We're going through a lot of astrological changes right now, which make me think of both Elizabeth Gilbert's Eat, Pray, Love and Jennifer Lash's On Pilgrimage. We're being forced right now, with Venus still in Retrograde until 11/18, to consider the depths of our relationships and our individual needs. With Uranus Retrograding in Pisces until December 6th, we're encouraged to study the dreamy depths of our rebellious sides. With Saturn in Libra until 2012, we're learning hard but welcome and important partnership lessons of all kinds - what we to establish a give and take in relationships, the same way that Jennifer Lash learned to establish a 'relationship' with God and the unknown. Chiron, the sign of the Wounded Healer, returns to Aquarius, and shakes us awake from the depth of our own routines. We probe through the darkness of our own wounds, yearning to heal them. With Chiron in Aquarius until Feb of 2011, we're destined to awake to our deep wounds and begin to learn how to heal them - in a community-oriented, big picture kind of way.

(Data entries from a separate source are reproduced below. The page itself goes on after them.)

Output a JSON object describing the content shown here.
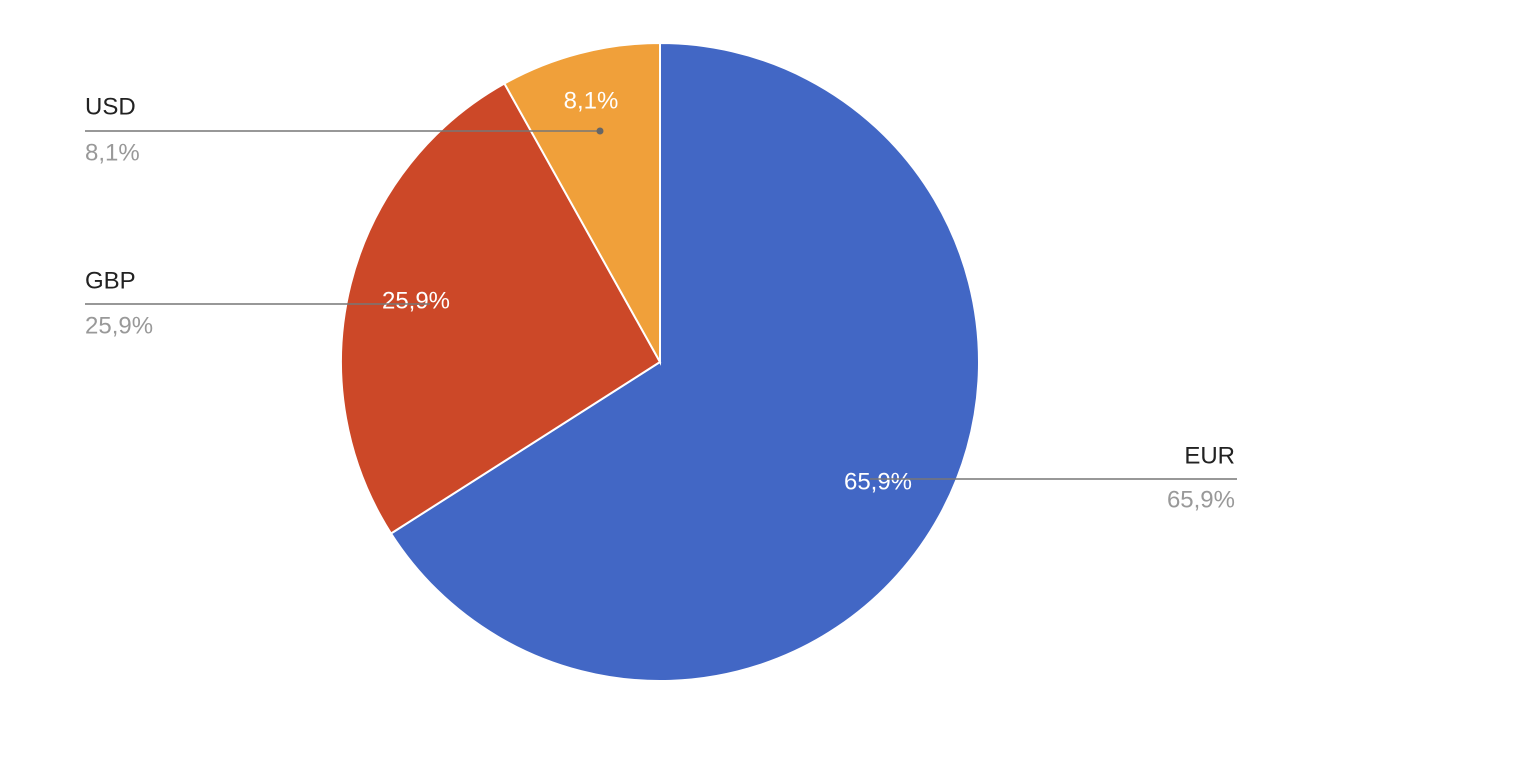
{
  "chart_data": {
    "type": "pie",
    "categories": [
      "EUR",
      "GBP",
      "USD"
    ],
    "values": [
      65.9,
      25.9,
      8.1
    ],
    "value_labels": [
      "65,9%",
      "25,9%",
      "8,1%"
    ],
    "colors": [
      "#4267c5",
      "#cc4828",
      "#f0a03a"
    ]
  }
}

If you're curious as to how these big changes are going to impact you, contact me here.
Here's Jennifer (Jini) Lash on change, spirituality, the open road, and the unknown:
"Maybe energy is the means of meaning. Endlessly transforming, never able by its very nature to finally unlive."
"I was finding more and more that alone on a dusty road was home. I felt like a fog back at last in its basket. The heat was oppressive but the unknown street ahead was such a joy."
"Her departure was an act of faith, as all true love must be. An act of trust towards a transforming force."
An act of trust towards a transforming force. Bingo. Whether we call it love, God, life or death, trusting in the moment and in the road ahead may be hard and a little cloudy, but deeply needed. We've got so much celestial support for these changes, how can we stand still?